The different types of miso
White Miso (Shiro Miso)
Short fermentation (a few weeks to 3 months), mild and slightly sweet taste. It often contains more rice than soy, which gives it a lighter texture. Ideal for dressings, sauces, and delicate soups.
Yellow or orange Miso (Shinshu Miso)
Intermediate fermentation (6 months to 1 year), more balanced and slightly full-bodied taste. It is often made with barley and provides a depth of flavor ideal for stewed dishes, marinades, and sauces.
Red Miso (Aka Miso)
Long fermentation (1 to 3 years), intense flavor and powerful umami. Very rich in nutrients, it is used in hearty soups, stews, and dishes requiring a deep flavor.

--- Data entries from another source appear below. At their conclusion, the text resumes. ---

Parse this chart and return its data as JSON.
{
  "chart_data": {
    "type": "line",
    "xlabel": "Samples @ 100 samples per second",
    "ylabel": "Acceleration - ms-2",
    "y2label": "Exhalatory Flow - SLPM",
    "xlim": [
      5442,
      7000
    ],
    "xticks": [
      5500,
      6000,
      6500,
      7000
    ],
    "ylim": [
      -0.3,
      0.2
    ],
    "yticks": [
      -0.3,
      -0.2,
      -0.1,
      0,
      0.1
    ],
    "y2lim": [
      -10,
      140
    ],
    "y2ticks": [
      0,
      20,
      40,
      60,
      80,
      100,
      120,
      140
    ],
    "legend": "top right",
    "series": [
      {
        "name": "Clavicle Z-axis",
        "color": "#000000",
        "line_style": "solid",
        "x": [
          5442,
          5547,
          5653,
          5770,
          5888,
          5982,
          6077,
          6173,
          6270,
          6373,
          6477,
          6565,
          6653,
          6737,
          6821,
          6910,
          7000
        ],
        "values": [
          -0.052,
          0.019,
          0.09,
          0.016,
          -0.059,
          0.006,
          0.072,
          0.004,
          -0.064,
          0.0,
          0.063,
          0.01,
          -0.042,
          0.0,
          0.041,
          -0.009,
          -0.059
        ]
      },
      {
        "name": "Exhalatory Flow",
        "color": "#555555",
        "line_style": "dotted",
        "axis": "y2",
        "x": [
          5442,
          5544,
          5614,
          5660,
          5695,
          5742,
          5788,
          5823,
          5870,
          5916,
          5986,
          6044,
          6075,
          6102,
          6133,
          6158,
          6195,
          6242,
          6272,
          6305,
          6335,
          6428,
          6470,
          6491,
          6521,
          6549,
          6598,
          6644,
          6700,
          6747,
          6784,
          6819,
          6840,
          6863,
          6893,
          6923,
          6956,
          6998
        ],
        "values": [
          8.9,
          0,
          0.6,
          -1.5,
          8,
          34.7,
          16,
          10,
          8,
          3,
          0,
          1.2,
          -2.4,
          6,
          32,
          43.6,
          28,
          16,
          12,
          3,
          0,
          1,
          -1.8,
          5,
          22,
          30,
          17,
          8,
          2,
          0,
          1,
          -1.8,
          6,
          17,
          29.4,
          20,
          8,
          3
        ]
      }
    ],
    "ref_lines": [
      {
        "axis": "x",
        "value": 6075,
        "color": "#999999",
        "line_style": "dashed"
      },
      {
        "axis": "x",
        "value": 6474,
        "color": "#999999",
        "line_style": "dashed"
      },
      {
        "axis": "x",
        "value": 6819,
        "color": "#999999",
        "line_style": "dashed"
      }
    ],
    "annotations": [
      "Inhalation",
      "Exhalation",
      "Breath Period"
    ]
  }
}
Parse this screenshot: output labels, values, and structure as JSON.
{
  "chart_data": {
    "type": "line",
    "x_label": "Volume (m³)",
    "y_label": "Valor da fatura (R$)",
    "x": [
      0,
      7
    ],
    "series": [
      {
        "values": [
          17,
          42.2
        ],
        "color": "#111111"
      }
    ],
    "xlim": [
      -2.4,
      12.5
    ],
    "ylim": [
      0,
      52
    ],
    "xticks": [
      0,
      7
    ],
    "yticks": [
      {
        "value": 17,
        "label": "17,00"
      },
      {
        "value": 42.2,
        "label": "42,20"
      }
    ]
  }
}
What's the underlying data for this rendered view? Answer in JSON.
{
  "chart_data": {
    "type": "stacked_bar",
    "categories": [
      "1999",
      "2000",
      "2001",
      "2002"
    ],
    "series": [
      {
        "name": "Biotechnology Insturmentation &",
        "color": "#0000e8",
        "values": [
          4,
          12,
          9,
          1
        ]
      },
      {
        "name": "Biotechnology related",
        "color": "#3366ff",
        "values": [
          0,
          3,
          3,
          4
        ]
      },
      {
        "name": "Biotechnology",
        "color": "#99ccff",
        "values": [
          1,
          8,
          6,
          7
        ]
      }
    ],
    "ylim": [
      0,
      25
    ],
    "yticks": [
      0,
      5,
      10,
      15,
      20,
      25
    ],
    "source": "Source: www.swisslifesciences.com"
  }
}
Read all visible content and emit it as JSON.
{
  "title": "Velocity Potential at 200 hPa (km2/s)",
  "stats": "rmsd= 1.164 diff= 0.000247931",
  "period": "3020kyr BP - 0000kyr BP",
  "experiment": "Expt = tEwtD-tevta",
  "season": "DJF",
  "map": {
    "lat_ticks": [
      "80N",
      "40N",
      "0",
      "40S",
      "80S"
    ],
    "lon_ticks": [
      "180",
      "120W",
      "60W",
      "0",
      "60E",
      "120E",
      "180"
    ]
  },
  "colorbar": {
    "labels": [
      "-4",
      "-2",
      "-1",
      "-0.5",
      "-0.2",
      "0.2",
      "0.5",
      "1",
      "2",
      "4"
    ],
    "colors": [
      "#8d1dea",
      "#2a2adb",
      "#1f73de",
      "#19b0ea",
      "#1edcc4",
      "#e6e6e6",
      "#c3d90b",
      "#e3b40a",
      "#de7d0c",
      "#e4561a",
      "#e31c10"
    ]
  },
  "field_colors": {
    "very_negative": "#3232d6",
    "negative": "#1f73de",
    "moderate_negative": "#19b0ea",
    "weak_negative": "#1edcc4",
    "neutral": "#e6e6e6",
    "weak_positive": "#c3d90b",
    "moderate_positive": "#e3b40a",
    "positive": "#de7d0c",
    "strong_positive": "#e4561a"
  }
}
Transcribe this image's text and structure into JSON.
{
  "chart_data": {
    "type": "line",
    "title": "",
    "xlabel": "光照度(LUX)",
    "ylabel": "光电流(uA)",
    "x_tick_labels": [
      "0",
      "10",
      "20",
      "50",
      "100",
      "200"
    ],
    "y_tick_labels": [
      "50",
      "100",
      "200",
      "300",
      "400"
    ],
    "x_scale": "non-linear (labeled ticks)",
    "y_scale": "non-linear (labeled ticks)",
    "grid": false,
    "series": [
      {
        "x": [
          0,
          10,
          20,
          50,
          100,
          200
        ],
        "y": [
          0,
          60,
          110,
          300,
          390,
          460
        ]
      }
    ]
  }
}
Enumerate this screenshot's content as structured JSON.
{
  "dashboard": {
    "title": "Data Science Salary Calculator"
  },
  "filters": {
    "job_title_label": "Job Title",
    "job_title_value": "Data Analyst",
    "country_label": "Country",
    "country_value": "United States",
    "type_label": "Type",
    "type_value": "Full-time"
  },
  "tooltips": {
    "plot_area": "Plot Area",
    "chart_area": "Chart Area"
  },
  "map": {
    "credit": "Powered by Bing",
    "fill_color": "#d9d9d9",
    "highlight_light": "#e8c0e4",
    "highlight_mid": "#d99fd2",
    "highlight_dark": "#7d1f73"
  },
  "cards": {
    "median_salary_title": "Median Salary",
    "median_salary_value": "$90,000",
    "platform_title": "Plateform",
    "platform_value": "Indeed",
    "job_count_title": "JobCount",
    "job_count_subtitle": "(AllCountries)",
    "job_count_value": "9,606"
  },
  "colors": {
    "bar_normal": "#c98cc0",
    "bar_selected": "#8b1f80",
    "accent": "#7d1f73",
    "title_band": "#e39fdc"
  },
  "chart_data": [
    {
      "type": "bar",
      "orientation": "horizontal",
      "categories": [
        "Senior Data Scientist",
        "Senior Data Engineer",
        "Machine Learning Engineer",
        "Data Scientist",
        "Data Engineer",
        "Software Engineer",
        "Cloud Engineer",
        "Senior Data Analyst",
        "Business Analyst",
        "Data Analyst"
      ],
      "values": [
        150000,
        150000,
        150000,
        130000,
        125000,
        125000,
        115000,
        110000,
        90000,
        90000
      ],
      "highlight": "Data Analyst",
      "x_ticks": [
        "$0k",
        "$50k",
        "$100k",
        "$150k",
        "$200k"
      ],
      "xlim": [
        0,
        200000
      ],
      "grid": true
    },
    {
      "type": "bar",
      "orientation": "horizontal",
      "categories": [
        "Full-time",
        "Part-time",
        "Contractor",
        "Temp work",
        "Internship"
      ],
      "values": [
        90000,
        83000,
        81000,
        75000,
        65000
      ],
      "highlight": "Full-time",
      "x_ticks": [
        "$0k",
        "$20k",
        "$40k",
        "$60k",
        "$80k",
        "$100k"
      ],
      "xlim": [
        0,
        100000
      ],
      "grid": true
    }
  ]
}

Why prefer unpasteurized miso?
Unpasteurized miso retains its living ferments, making it an excellent ally for digestion and the immune system. Unlike pasteurized versions, it maintains its active enzymes, which facilitate the assimilation of nutrients.
How to use miso in cooking?
✔ White miso is perfect for light sauces and dressings. Delicious mixed with skyr and a little water for a creamy texture and an additional protein intake.
✔ Yellow miso is ideal for stewed dishes, where it provides a beautiful depth of taste.
✔ Red miso is perfectly suitable for rich soups and full-bodied dishes.
Tip: Add the miso at the end of cooking, without bringing it to a boil, to preserve its nutrients and probiotics.
Beware of the quality of miso
Not all misos are equal. Some industrial products contain ethyl alcohol, glucose syrup, or additives. It is better to choose an organic and unpasteurized miso, containing only fermented soy, salt, and koji.
Conclusion
Miso is more than just a simple condiment. Thanks to its benefits on digestion, its richness in nutrients, and its unique taste, it easily integrates into a healthy and gourmet diet.